Marietta Police Jiu Jitsu training to help avoid use of force

One metro Atlanta police department is turning to martial arts to help them on the street. Marietta police officers are training in the art of Brazilian Jiu-Jitsu. Officers believe the training will help officers avoid the use of force.

Major Jake King says it teaches control tactics over striking, therefore avoiding use of force.

"It may be lawful but it looks awful when police have to strike citizens to gain compliance," said Major King.

Sgt Clay Culpepper heads up the training division at the Marietta Police Department.  He says he has seen incredible results with the recruits who have taken the training.

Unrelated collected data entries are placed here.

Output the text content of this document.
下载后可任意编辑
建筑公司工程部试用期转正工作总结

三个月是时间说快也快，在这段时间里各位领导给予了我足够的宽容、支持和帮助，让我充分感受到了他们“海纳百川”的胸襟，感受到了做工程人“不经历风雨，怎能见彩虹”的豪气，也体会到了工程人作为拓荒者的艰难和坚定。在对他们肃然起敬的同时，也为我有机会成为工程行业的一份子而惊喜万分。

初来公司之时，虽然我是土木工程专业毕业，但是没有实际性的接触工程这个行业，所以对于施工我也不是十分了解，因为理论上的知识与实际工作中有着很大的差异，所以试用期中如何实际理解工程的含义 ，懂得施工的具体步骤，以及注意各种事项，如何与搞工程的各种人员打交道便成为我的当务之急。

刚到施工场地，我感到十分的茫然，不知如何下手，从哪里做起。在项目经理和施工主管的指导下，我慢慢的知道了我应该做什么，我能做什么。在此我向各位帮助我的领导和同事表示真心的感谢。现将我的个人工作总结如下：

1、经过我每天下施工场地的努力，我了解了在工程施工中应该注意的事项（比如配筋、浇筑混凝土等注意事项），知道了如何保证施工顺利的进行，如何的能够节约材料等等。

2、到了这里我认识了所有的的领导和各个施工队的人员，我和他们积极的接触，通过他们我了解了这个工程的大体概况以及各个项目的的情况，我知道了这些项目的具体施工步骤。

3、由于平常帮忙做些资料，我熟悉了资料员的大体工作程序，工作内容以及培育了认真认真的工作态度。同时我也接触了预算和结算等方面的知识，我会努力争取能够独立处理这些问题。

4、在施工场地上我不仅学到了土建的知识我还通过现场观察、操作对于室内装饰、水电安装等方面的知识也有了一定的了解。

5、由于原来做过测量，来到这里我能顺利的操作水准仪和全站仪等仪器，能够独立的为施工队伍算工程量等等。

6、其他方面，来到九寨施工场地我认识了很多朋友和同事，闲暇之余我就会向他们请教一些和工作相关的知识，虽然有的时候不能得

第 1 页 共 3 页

"I was  able to refine how you take a Jiu Jitsu school into actual application on the street and what the law says they can do," said Sgt. Culpepper.

Coach Humberto Borges says Brazilian Jiu Jitsu is all about control.  Borges says the training helps law enforcement officers respond in real life situations.

"We don't punch. We don't strike. It's a gentle art, you see the officer who train, you see them on the street don't punch or kick, they control and do their jobs," said Coach Humberto Borges.

Borges owns the Brazilian Jiu Jitsu school in Marietta where the officers train.

Police believe it leads to a better interaction with suspects and keeps the officers safer.

"It will highly mitigate injury to the suspect and the officer so if an officer is overtaken he'll have the ability to take somebody that's on top of him, that may be more powerful, and get them off and survive the encounter," said Sgt. Culpepper.

Right now the Brazilian Jiu Jitsu training is only mandatory for new recruits at the Marietta Police Department.  Eventually the department would like to see it be mandatory for the veteran officers as well.